Brad Thomas - KeyBanc Capital Markets

Then a just a quick follow up on advertising, I mean it seems like you are getting a great deal more effectiveness out of your advertising dollars. Can you just talk about, how you’re thinking about that process, are there more opportunities to drive incremental efficiencies and perhaps even how you are thinking about advertising spend in 2010, would you think about it on a dollar basis or is it percentage of revenue, any color would be helpful?

William McLaughlin

Well as you say, we are pleased with both the effectiveness and the efficiency of our advertising spending. Media is down about just over 30% and revenue down 6% in the quarter. I think I would guide that we are basically going to continue doing what we’ve been doing, which is both in terms of dollars and percent of sales.

So we believe as I said that there maybe opportunities as growth is reestablished, but that’s into the future to work on taking that percent down a bit, but right now it would be more or less consistent dollars spent about the same way that we are and in terms of national emphasis and DR emphasis, but all are getting back to the basics of how our product is uniquely different with personalized comfort and the benefits of back pain relief and for couples.


Your next question comes from Jeeva Ramaswamy - GJ Funds.

Jeeva Ramaswamy - GJ Funds

Congrats on the great quarter. My question is unemployment is still rising, it’s reaching around 10%, so how do you guys feel about next year, in 2010 sales trends are, whatever you guys are seeing now?

Jim Raabe

I would say that, and we haven’t provided guidance with regard to 2010. I would say that I mean, certainly we like everyone else is hopeful for a recovery at sometime in 2010, but the way we are entering 2010 from an overall planning standpoint is to assume that it looks a lot like 2009. So from a sales standpoint, we think there is opportunity for growth, but from an execution standpoint we are going to manage it more conservatively.
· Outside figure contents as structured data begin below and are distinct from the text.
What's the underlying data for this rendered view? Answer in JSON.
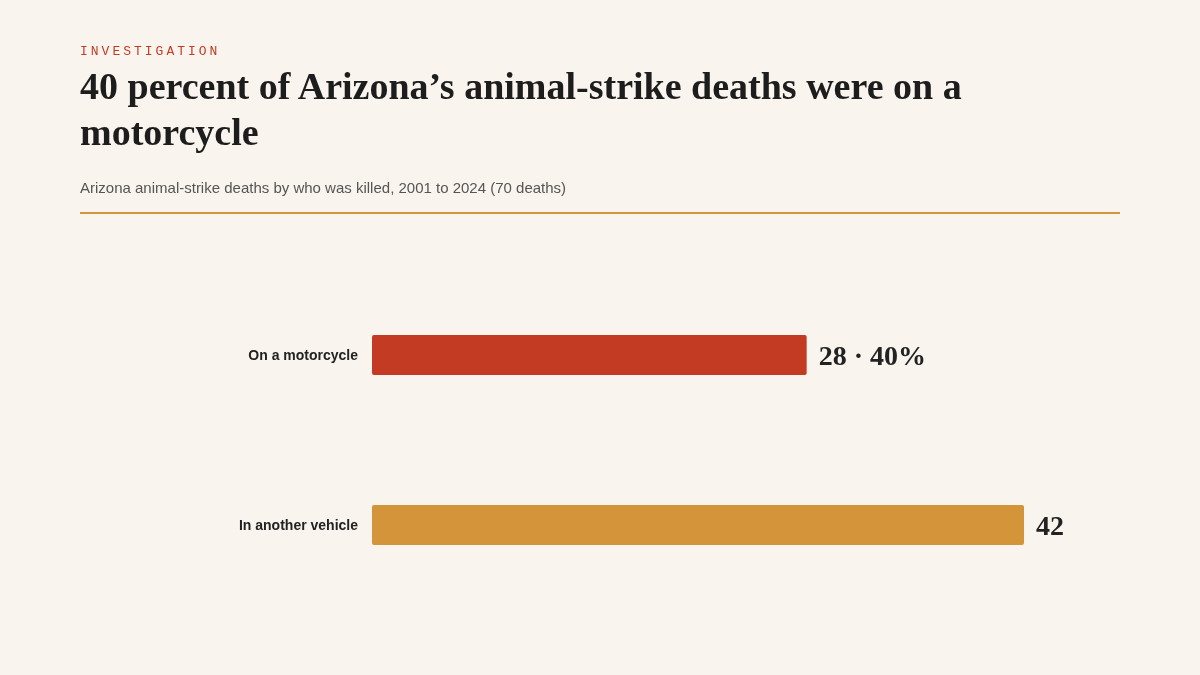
{
  "chart_data": {
    "type": "bar",
    "orientation": "horizontal",
    "title": "40 percent of Arizona’s animal-strike deaths were on a motorcycle",
    "subtitle": "Arizona animal-strike deaths by who was killed, 2001 to 2024 (70 deaths)",
    "annotations": [
      "INVESTIGATION"
    ],
    "categories": [
      "On a motorcycle",
      "In another vehicle"
    ],
    "values": [
      28,
      42
    ],
    "colors": [
      "#c43b24",
      "#d4953a"
    ],
    "value_labels": [
      "28 · 40%",
      "42"
    ]
  }
}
(Operator Instructions). I show no further questions at this time, I will turn the call back to Mr. Kimball, go ahead.

Mark Kimball

Thank you. If there are no further questions at this time then we will conclude the call. Thank you all for joining us. Thank you for your continued support. We look forward to speaking with you again after the next quarter. Thank you.


This concludes today’s conference. Thank you for you participation. You may disconnect at this time.